Gettò acido sul volto dell’ex compagna, ma per il giudice non voleva sfregiarla: «Lei si poteva sciacquare»

Gettò due flaconi di acido muriatico sul volto della ex compagna, aggredendola all’interno del negozio da parrucchiera di proprietà della donna a Verbania, in Piemonte. Ma per il giudice non si trattò di un «tentativo di deformazione o sfregio permanente». È ciò che si legge nelle motivazioni della sentenza emessa lo scorso 12 novembre, con condanna a tre anni per l’uomo, un 64enne, che il 28 dicembre dello scorso anno aggredì la sua ex. Per il tribunale, il liquido utilizzato – contenente acido cloridrico al 6,5% – era «inidoneo a provocare in concreto» il danno, perché nel salone dove lavorava la donna era «possibile risciacquare immediatamente la cute colpita senza attendere i circa 15 minuti necessari per la cristallizzazione della lesione».

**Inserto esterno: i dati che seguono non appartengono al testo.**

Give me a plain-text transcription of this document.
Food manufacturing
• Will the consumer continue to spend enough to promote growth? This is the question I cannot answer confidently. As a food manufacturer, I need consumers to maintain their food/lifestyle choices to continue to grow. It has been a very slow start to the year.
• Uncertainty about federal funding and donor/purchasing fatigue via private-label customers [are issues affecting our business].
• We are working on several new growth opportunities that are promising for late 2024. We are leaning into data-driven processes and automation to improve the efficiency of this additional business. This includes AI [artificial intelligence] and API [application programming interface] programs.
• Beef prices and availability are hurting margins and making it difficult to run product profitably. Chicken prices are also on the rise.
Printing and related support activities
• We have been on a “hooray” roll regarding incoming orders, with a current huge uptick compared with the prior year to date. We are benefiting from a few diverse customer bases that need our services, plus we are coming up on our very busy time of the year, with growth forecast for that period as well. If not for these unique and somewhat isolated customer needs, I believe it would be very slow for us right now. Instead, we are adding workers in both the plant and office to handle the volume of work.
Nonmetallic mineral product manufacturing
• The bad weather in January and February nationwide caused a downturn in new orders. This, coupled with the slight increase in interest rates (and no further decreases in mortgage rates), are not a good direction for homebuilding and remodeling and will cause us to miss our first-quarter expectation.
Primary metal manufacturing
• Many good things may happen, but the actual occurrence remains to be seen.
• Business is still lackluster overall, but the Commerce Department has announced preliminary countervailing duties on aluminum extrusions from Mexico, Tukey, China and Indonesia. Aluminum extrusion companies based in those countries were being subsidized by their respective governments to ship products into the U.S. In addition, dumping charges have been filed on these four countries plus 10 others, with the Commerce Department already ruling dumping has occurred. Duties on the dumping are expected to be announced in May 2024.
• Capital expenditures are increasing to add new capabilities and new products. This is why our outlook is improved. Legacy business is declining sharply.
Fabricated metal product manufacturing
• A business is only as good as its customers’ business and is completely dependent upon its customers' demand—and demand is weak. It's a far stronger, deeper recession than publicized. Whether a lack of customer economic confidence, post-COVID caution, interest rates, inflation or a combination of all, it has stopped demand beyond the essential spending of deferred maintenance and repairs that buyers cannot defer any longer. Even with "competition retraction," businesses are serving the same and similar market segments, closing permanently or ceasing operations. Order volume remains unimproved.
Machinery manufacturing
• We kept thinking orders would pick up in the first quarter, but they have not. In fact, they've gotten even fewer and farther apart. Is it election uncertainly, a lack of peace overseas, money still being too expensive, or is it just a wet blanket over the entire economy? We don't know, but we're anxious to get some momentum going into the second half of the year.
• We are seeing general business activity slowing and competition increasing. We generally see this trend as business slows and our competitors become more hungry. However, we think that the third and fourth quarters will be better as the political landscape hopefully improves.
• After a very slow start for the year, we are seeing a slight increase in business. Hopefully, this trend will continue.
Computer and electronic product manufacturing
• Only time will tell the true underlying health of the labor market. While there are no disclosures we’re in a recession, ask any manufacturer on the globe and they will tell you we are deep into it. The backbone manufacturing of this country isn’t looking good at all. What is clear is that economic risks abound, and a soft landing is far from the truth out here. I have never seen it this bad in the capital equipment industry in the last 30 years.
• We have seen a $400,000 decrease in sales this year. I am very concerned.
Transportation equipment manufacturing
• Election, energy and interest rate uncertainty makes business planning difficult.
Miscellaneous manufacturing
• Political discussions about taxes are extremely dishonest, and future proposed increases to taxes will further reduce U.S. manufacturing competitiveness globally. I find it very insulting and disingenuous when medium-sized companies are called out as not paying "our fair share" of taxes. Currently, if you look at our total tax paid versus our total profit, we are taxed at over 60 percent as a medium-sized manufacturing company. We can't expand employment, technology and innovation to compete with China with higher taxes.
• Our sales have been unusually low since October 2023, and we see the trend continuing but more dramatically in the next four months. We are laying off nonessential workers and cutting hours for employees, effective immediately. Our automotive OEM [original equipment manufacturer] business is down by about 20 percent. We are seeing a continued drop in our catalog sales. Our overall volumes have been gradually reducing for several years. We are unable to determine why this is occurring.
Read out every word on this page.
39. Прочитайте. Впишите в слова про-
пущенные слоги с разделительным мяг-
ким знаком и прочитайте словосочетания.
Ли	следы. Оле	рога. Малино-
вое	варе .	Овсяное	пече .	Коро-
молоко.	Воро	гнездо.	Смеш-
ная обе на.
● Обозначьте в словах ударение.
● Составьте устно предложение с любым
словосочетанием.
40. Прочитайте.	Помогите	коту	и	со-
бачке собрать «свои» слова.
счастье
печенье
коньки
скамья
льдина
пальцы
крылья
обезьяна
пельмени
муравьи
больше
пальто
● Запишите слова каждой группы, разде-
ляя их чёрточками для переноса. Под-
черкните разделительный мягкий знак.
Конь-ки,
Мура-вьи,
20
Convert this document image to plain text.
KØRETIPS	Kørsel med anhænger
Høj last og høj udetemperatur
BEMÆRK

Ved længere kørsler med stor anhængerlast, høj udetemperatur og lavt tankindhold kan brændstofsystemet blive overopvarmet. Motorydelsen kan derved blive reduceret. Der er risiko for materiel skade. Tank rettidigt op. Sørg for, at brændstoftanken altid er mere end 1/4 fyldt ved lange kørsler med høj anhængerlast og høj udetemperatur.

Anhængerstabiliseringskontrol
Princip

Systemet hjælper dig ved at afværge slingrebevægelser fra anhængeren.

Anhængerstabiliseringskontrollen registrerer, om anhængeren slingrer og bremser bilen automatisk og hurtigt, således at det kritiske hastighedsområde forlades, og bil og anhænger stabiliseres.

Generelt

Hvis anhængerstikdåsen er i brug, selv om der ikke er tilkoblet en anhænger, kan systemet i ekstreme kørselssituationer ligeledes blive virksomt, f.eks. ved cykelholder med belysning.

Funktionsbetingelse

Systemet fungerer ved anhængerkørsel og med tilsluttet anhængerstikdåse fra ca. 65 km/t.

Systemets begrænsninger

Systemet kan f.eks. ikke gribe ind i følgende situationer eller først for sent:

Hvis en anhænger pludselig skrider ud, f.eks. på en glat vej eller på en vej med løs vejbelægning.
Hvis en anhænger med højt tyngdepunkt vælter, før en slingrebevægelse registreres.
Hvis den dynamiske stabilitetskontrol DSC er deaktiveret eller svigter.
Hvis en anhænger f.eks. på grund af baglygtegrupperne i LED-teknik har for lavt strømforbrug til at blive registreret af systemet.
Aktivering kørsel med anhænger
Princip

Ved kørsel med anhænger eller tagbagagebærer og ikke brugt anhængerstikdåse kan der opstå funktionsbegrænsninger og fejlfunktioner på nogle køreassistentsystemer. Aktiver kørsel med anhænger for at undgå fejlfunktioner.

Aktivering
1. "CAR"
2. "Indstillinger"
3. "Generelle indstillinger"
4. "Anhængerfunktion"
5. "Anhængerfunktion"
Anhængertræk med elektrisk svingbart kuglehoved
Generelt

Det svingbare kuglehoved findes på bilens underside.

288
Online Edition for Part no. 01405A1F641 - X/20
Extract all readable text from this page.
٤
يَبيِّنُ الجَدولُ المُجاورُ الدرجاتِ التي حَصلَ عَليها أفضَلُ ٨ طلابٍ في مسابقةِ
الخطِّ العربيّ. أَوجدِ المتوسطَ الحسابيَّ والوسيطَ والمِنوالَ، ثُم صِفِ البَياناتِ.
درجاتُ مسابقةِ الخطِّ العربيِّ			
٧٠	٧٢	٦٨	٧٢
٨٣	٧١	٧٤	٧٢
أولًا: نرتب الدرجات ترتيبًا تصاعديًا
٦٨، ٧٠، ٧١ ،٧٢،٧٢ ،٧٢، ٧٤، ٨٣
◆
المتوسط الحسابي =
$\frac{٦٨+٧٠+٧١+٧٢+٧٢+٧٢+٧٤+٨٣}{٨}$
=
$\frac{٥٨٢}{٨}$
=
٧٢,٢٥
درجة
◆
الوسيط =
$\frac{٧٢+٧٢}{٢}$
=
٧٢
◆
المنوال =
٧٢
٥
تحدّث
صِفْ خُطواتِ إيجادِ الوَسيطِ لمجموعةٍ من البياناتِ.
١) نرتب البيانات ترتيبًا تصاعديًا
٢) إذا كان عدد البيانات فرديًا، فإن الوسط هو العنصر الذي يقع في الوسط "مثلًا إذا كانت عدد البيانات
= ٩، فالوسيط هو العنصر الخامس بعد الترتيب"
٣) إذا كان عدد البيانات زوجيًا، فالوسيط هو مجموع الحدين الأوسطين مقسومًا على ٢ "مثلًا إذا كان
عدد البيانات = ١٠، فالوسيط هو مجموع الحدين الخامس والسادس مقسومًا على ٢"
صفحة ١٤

Le motivazioni della sentenza e la decisione del tribunale
La donna – si legge ancora nelle motivazioni – «sebbene attinta dal liquido sui capelli, sul collo e sul viso, anche grazie all’immediato abbondante risciacquo (…) non ha riportato danni cicatriziali o profondi sull’epidermide», scrive il gup. Per il giudice questo «porta a un diverso inquadramento giuridico» del fatto, collocando l’accaduto «al di fuori dei confini» del reato di tentata deformazione dell’aspetto, benché «in nulla si indulga rispetto alla gravità della condotta delittuosa» dell’uomo.
L’imputato, che attualmente si trova ai domiciliari, è stato infatti condannato a tre anni, la stessa pena richiesta dal pubblico ministero, ma con la riqualificazione dei capi d’imputazione. Il gup aveva riconosciuto le tentate lesioni gravissime, anziché la tentata deformazione dell’aspetto, così come le minacce, anziché lo stalking. Nei giorni precedenti all’aggressione aveva inviato una serie di messaggi alla donna, tra cui «quegli occhi potrebbero non vedere più», «l’acido brucia bene», «quindi d’ora in poi guardati le spalle! E se vai dai carabinieri per te è finita».
La parole della difesa della donna
Per il difensore della donna, l’avvocato Mario Di Primo, la pena non è «particolarmente severa» come «dovrebbe essere in contesti di violenza di genere». Secondo il legale, infatti, «nella stragrande maggioranza dei casi chi aggredisce ha bisogno di tempo per riflettere su quanto ha fatto e ha bisogno di tempo non solo per espiare, ma per capire, per imboccare la strada della rieducazione». Di Primo fa inoltre sapere che «è già stata presentata un’istanza affinché l’uomo abbia il permesso di recarsi al lavoro in una zona distante pochi chilometri dall’abitazione delle mia assistita. E ovviamente – aggiunge – siamo contrarissimi, perché non è stato ancora espresso un chiaro giudizio circa la sua attuale pericolosità sociale. Speriamo non sia un’altra cronaca di una morte annunciata».